The report, also picked up in The New York Post and others described that, “A scramjet-powered missile developed under the joint DARPA/U.S. Air Force Hypersonic Air-breathing Weapon Concept (HAWC) program was destroyed in a recent test accident, Aviation Week has learned.”
The aviation monitoring site reports further details: “The missile is believed to have inadvertently separated from a B-52 carrier aircraft during a captive-carry flight test, according to sources familiar with the evaluation,” and added, “The cause of the mishap, which is thought to have involved an aircraft from the 419th Flight Test Squadron at Edwards AFB, California, is under investigation.”
The weapon reportedly separated from the Boeing B-52 carrier aircraft and was soon after destroyed, meaning it either detonated in the air or when it struck the ground below.
The Air Force refused to comment for the report while DARPA didn’t deny the accident, only saying “Details of those flight demonstrations are classified,” in an apparent tacit admission that experimental tests are indeed taking place.
The NY Post explains: “Scramjets allow missiles to reach hypersonic speeds that greatly exceed the speed of sound, often reaching Mach 5 and above.”
And Forbes also summarizes of the experimental Air Force technology:
HAWC is one of several super-fast missiles that the Air Force is developing in order to help its ancient B-52 bombers and other planes poke holes in Chinese and Russian defenses.
HAWC is a scramjet, meaning it has an engine and breathes air like an airplane does.
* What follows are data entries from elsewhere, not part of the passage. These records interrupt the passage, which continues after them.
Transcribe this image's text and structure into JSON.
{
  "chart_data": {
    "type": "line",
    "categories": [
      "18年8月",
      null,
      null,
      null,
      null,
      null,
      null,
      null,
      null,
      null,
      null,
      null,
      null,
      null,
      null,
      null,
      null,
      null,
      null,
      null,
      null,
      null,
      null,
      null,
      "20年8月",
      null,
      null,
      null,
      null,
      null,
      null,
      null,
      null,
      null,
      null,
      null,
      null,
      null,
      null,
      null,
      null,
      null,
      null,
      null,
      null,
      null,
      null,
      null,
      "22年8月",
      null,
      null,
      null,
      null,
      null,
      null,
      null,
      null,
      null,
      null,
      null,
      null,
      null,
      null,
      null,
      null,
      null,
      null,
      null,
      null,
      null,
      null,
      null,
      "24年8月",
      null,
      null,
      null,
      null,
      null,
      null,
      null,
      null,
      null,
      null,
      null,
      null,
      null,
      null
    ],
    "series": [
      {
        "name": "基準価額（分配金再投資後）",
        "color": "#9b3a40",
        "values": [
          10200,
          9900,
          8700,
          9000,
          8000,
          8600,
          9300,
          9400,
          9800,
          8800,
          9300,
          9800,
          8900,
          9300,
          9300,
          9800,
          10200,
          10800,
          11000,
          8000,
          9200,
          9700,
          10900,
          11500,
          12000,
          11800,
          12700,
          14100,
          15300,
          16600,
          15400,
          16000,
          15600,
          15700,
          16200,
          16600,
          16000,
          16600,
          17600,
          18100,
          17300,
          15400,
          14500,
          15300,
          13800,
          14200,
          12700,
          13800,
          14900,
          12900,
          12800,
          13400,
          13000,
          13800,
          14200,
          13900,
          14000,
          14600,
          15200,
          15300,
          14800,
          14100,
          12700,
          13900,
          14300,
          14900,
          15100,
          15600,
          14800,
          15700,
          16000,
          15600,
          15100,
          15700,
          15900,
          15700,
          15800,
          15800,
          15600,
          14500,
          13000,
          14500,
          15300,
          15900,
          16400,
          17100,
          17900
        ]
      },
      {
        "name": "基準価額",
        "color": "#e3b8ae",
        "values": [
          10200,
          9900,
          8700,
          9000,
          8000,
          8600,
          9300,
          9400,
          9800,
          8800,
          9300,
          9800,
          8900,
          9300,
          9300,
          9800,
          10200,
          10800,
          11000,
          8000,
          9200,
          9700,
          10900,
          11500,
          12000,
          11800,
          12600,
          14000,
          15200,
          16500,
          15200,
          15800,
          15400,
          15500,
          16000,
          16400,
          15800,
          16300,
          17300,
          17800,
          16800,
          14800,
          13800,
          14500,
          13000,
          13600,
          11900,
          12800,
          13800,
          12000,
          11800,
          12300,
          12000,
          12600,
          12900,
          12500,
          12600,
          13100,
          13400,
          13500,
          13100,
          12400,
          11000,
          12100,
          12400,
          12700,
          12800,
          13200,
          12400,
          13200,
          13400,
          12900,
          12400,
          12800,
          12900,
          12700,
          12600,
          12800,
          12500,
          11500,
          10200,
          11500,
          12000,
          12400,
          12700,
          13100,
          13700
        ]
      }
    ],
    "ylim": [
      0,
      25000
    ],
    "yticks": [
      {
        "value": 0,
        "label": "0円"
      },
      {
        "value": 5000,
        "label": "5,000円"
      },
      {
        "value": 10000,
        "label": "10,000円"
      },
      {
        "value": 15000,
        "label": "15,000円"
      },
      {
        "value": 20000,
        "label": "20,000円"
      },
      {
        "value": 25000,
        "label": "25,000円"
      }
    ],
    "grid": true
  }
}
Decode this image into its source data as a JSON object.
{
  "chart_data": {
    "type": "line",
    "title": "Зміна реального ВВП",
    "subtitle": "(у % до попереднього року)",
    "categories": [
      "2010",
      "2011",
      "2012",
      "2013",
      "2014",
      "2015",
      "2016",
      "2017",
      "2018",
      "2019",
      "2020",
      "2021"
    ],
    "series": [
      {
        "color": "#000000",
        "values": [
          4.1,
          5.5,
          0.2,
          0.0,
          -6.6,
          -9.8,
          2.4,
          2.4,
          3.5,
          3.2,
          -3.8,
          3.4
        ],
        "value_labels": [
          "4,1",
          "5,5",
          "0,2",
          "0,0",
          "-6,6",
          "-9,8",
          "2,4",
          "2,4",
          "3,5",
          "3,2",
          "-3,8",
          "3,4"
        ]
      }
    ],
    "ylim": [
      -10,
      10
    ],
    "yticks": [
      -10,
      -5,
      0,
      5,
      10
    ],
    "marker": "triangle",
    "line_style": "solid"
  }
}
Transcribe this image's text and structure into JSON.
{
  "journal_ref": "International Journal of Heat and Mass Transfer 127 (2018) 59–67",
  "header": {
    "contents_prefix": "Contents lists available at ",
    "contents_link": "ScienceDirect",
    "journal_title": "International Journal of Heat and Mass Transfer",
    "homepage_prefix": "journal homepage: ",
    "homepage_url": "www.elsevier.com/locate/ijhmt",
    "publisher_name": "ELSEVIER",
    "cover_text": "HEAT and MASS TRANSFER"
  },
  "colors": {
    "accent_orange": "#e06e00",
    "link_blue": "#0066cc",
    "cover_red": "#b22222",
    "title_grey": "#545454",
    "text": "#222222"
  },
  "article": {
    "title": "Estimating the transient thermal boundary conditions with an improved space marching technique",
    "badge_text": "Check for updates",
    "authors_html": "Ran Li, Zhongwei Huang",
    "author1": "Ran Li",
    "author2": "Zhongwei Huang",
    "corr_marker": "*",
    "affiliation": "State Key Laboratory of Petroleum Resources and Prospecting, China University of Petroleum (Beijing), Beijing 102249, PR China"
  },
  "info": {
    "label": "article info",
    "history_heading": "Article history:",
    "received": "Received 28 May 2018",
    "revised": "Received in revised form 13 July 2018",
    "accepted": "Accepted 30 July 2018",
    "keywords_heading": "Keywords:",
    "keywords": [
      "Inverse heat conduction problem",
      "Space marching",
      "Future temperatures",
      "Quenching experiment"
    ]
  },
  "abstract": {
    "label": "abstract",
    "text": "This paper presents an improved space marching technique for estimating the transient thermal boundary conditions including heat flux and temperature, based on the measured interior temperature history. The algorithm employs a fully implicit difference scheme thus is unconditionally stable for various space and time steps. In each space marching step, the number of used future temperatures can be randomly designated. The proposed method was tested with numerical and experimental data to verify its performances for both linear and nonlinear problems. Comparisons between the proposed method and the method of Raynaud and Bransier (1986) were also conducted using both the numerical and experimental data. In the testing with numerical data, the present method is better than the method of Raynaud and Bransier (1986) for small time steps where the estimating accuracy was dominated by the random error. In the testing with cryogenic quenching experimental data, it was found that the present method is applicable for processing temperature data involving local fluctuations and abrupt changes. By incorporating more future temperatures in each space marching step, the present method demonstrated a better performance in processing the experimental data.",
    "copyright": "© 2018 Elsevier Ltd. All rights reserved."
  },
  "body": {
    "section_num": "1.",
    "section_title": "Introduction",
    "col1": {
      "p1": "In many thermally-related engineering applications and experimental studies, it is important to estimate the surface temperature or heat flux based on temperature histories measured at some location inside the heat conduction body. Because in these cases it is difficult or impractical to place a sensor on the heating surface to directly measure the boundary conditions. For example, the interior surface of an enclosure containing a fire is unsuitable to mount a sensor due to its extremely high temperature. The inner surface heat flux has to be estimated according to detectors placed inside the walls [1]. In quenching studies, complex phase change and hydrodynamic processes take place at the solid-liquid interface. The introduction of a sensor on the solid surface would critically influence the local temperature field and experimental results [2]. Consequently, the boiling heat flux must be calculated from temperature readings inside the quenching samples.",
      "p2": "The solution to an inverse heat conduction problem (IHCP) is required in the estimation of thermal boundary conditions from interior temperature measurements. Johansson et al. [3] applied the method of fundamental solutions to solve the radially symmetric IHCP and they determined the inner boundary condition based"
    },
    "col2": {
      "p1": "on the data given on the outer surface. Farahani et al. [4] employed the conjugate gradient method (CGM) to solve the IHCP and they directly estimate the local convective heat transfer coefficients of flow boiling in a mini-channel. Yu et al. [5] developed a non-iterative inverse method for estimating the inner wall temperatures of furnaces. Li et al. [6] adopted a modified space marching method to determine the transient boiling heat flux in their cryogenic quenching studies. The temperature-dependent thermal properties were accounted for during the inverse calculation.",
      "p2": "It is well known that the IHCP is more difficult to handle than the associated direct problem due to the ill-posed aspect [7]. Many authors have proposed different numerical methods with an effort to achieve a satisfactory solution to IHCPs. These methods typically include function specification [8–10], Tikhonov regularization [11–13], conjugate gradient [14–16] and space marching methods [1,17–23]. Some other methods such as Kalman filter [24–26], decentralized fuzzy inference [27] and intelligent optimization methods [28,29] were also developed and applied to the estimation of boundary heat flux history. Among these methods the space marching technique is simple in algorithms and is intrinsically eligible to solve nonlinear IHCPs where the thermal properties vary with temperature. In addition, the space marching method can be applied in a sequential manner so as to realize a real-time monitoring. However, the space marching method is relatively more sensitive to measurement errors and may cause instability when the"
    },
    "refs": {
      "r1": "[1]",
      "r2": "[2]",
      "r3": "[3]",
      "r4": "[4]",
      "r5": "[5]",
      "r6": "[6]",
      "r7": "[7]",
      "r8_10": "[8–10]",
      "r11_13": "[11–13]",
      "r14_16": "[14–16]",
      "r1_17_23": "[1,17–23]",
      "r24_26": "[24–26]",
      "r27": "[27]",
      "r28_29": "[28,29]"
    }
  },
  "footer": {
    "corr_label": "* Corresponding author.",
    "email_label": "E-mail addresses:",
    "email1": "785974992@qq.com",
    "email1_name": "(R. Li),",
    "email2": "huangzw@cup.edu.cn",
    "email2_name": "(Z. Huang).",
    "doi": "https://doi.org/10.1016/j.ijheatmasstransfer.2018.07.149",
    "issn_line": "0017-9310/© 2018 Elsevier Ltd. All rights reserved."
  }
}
Other hypersonic weapons, such as the Air-Launched Rapid-Response Weapon, boost to hypersonic speed atop a rocket then glides at five times the speed of sound.
The Hypersonic Air-breathing Weapon Concept (HAWC) program is said to be part of a broader multi-billion dollar program under the Department of Defense, and recently approved by Congress.
Washington political and defense leaders have over the past two years signaled a rapidly growing hypersonics program especially after Russian President Vladimir Putin began boasting of the great strides the Kremlin has made, even recently said to be testing hypersonics, which last year in August also resulted in a major accident on a test launch pad which released dangerous levels of nuclear radiation in the surrounding area.
Putin, for example, has lately boasted that Russia’s futuristic hypersonic arsenal will be incapable of being defended against. Beijing is also said to be pursuing its own program as well, as American generals also purse ways to counter and defend against such a scenario.